Chan and Choo (2002) studied the toxicity of diethyl ether, n- butanol and water fraction of E. longifolia that were fed on mice and brine shrimp assay. The result showed that butanol fraction was the most toxic and eurycomanone was identified as the most toxic compounds in the butanol fraction. Structure activity relationship study showed that a C20 type quassinoid, an alpha, beta-unsaturated ketone in ring A, an exomethylene function at C-13 and an oxymethylene bridge connecting C-8 and C-11 of ring C contributed to increased toxicity. In one of their experiments, Chuen and Pihie (2004) tested the cytoselectivity of semipurified eurycomanone on non-cancerous breast cells (MCF-10A). The results were encouraging as the semi purified eurycomanone is cytoselective where it inhibited the proliferation of cancer cells (MCF7) but not the normal cells. In contrast to the standard drug Tamoxifen, the drug was toxic to both normal and cancer cells. Tee and Azimahtol (2005) in their studies on E. longifolia fraction also discovered that the fraction only toxic on cancerous cell (MCF-10A) and spare the normal cell (MCF-10A) from the toxic effect. Cytotoxic effect of root extracts (water, methanol, n-butanol, chloroform) against carcinoma (KB), human prostate cancer cell line (DU-145), human embryo rhabdomyosarcoma (RD), breast cancer cell line (MCF-7), ovarian cancer cell line (CaOV-3) and normal cell lines (MDBK) was studied by Nurhanan et al. (2005). All the extracts except water showed high cytotoxic effect on the cancer cell lines and not toxic on normal cell lines. Cytoselectivity of eurycomanone on cancerous cells (CaOv-3, HeLa, HepG2, HM3KO, MCF-7) and normal cells was studied by Mahfudh and Pihie (2008). The results revealed that eurycomanone could act as cytoselective agent as it inhibited the proliferation of cancer cells but not normal cells. Zakaria et al. (2009) compared the cytoselectivity of Tamoxifen and eurycomanone on normal cells (Chang’s liver and WLR-68). It was revealed that Tamoxifen was 12 times more toxic on normal cells as it inhibited 50% cells viability at 1.4±0.31 μg mL-1 while eurycomanone gave IC50 value of 17±0.15 μg mL-1. For WLR-68 cells, eurycomanone gave IC50 value of 20±0.22 μg mL-1. This finding supported the fact that eurycomanone has less cytotoxic effect on normal cell.
Most of the studies above showed that E. longifolia compounds were cytoselective on parasite or cancer cells but were relatively non-toxic on normal cells and cell host. It showed the prospect of E. longifolia as an alternative in treating parasitic disease and cancer.
Phytochemical test: The pharmacological activities displayed by E. longifolia are contributed by the presence of bioactive metabolites in the plant. Majority of these metabolites are from the class of quassinoids, squalene derivatives, biphenylneolignans, beta-carboline alkaloids, tirucallane-type triterpenes and canthin-6-one alkaloids. Among the metabolites, quassinoids present as the highest amount. Chua et al. (2011) stated more than 85 compounds have been identified from E. longifolia. Kuo et al. (2004), Miyake et al. (2010) and Chua et al. (2011) listed known compounds that have been identified in their research and previous studies.
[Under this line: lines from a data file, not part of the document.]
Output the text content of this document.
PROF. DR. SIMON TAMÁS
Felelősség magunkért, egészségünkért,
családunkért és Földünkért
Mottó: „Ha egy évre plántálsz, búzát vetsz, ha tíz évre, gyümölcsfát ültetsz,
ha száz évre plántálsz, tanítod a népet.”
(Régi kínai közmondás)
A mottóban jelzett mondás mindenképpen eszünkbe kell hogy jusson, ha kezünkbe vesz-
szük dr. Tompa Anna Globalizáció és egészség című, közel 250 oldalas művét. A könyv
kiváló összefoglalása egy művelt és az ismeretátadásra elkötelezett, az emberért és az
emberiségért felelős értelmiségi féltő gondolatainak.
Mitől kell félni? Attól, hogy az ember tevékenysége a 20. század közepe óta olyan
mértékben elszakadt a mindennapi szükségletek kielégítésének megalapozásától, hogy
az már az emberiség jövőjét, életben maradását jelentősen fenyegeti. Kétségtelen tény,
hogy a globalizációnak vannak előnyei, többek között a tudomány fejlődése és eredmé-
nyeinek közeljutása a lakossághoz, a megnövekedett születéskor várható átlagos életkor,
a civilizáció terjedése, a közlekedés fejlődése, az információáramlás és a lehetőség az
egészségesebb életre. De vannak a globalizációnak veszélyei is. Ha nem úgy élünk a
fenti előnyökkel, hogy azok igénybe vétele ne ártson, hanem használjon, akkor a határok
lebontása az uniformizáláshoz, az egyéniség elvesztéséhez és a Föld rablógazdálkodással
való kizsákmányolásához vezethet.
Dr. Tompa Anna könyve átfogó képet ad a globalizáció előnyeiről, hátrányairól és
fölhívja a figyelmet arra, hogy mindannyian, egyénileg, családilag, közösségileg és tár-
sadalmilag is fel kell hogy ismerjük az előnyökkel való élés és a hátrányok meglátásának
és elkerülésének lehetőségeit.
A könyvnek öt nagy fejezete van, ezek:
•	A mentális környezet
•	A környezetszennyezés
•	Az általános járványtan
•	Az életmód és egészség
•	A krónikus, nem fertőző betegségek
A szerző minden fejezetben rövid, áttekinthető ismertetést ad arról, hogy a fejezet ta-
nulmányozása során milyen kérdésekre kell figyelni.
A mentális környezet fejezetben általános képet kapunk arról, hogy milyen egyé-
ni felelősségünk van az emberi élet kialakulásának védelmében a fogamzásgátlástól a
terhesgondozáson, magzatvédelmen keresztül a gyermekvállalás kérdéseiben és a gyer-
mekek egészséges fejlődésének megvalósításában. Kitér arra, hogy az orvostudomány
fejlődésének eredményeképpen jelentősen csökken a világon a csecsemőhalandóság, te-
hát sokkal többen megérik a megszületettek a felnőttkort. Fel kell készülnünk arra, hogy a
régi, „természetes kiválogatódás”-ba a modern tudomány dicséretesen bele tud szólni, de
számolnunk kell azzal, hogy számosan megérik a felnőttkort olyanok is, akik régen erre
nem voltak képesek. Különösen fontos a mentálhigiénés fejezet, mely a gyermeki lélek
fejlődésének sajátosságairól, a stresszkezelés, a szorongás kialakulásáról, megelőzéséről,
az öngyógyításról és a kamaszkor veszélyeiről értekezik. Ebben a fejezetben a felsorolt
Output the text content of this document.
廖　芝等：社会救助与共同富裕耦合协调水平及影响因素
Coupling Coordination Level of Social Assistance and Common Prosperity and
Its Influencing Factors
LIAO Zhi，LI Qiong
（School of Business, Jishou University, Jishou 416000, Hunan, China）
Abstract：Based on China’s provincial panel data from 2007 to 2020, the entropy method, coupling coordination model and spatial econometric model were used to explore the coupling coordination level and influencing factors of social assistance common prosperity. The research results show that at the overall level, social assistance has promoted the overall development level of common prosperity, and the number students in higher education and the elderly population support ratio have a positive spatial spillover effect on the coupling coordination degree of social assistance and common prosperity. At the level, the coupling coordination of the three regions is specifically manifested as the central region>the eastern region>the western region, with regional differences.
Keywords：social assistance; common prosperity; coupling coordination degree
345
In the studies of pharmacological activities and in the product development of E. longifolia, more researches have been conducted to find new and novel compounds from this plant. This section discusses the new compounds discovered from this plant, based on researches conducted from the year 2000 onwards. Ang et al. (2000) isolated three novel quassinoids; eurycolactones A, eurycolactones B and eurycolactones C from the chloroform fraction of E. longifolia roots. Bedir et al. (2003) discovered new quassinoid type glycoside from the roots of E. longifolia, where the C (1)-glycosidation site in the quassinoid framework was encountered for the first time. From the roots of E. longifolia, Kuo et al. (2004) isolated four quassinoid diterpenoids; eurycomalide A, eurycomalide B, 13β, 21-dihydroxyeurycomanol and 5α, 14β, 15β trihydroxy klaineanone. Those quassinoids were reported to be isolated from natural resources for the first time. From the roots of E. longifolia, Teh et al. (2010), isolated a novel quassinoid, 2,3-dehydro-4α-hydroxy-longilactone. The compound is reported to be the first C19 quassinoid from Simaroubaceae family possessing an unsubstituted vinyl function and C4 methyl group of β configuration in ring A. A phenyl propanoid; scopolin, was isolated from this plant for the first time.
Miyake et al. (2010), in their phytochemical investigation of the stems of E. longifolia isolated a new tirucallane-type triterpenoid; 23,24,25-trihydroxytirucall-7-en-3,6-dione while two new canthin-6-one alkaloids; 4,9-dimethoxycanthin-6-one and 10-hydroxy-11-methoxycanthin-6-one were isolated.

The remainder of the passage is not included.